14 December 2003, Lexington (KY) Herald-Leader, “A Holiday Cookie,” pg. J4:
“Many of our friends have come to expect their Texas Lizzies each year. I do not care for fruitcake, but these cookies are delicious, and the companionship ... “
Beth Marie’s Little Bitty Space
11/27/2007 12:28 PM
I am going to make some Texas Lizzies on Friday I think. Wow, the ingredients cost a fortune. I bought the smallest bottle of whiskey I could find. It was $10.40. I don’t imbibe at all but Texas Lizzies are not the same without the whiskey in them.
TEXAS LIZZIES…
I have posted this recipe on my blog for the last three Christmas seasons. This recipe is from Naomi’s Home Companion by Naomi Judd. Jim loved to help me make all kinds of cookies at Christmastime.
Naomi says, “These are delicious, festive cookies, almost like tiny, tiny fruitcakes.”
MAKES ABOUT 9 DOZEN
1/2 cup butter, at room temperature
1 box (16 ounces) light brown sugar
4 large eggs
3 1/2 cups all purpose flour
3 teaspoons baking soda
1 teaspoon ground nutmeg
1 teaspoon ground cinnamon
1/2 to 3/4 cup whiskey
3/4 pound walnuts chopped
3/4 pound pecans chopped
1 box (15 ounces) golden raisins
1 1/4 cups dark raisins
8 ounces each candied red and green cherries, chopped
1. Preheat the oven to 350 degrees; grease or use baking spray on several cookie sheets.
2. In a large bowl, with an electric mixer at medium speed, beat the butter until smooth and creamy.

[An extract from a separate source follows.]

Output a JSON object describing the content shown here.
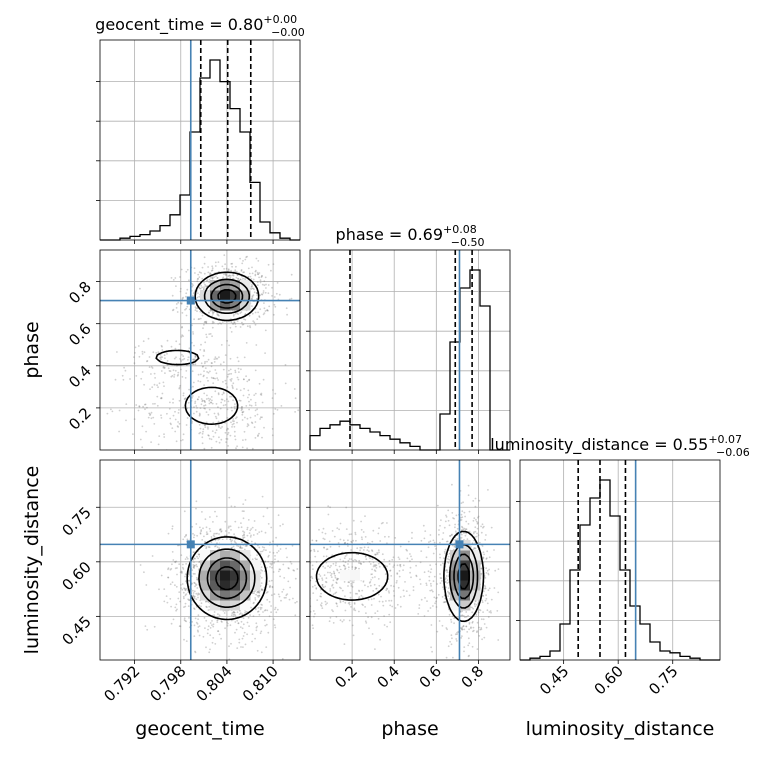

Beat in the sugar until light and fluffy. Beat in the eggs one at a time until thoroughly mixed.
3. Into another large bowl sift together flour, baking soda and spices.
4. On low speed, beat the flour mixture into the butter mixture alternately with the whiskey beginning and ending with the flour mixture. Stir in the nuts, raisins and candied cherries.
5. Drop dough by rounded tablespoons 2 inches apart on prepared cookie sheets.
6. Bake at 350 degrees until set in the center, 10 t0 12 minutes. Transfer to wire racks to cool. Store in tightly covered containers.
***Note - I do not like the taste of nutmeg so I always leave that out and add some vanilla in place of it.